Mobile IPSec login not working after upgrade from 2.4.2p1
Since performing the upgrade from 2.4.2p1 to 2.4.3, users have been unable to connect; OS X clients get an error suggesting the problem is with the shared secret.
For IPsec mobile clients, write out a more specific ipsec.secrets line to help clients find the right key with strongSwan's new lookup code. Fixes #8426
#1 Updated by Jay2k1 * about 3 years ago
Yes, I can confirm this issue. Mobile Client ("Roadwarrior") IPSec access no longer works after upgrading to 2.4.3 (we're using IKEv1).

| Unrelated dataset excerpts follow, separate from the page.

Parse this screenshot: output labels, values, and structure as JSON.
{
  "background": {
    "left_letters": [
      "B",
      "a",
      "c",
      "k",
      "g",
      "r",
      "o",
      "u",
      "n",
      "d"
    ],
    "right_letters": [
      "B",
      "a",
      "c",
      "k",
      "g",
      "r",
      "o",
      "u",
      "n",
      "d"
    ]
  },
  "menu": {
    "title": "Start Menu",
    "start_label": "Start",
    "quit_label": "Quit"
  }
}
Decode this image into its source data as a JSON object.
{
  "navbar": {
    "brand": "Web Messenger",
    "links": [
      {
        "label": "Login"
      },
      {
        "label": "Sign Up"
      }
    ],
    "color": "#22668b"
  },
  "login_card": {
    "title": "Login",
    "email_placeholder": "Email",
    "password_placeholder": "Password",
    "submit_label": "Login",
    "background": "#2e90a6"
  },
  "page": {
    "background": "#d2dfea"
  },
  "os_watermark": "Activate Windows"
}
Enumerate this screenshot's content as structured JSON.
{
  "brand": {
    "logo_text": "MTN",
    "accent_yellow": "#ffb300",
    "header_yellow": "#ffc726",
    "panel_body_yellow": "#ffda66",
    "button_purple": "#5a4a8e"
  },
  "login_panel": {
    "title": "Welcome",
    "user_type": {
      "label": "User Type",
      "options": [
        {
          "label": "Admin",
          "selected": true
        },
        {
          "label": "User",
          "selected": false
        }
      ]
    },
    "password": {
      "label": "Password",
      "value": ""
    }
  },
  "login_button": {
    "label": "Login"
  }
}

Apparently others are affected too: https://forum.pfsense.org/index.php?topic=145891.0
A quick fix for this would be very highly appreciated, because this is quite critical for us. Thanks a lot!
#4 Updated by Jim Pingle about 3 years ago
Well, ipsec.secrets is written out identically on both a working (2.4.2) and non-working (2.4.3, 2.4.4, 2.3.6) setup and the only difference I see is the strongSwan version. 5.6.0 is working, 5.6.2_1 is not.
strongSwan 5.6.2 release notes say "The lookup for PSK secrets for IKEv1 has been improved for certain scenarios.", which seems to be associated with https://wiki.strongswan.org/issues/2497 but apparently that has broken secrets that were working previously.
There is probably a way to reformat ipsec.secrets to work around it. Lots of info on that strongSwan ticket to sort through.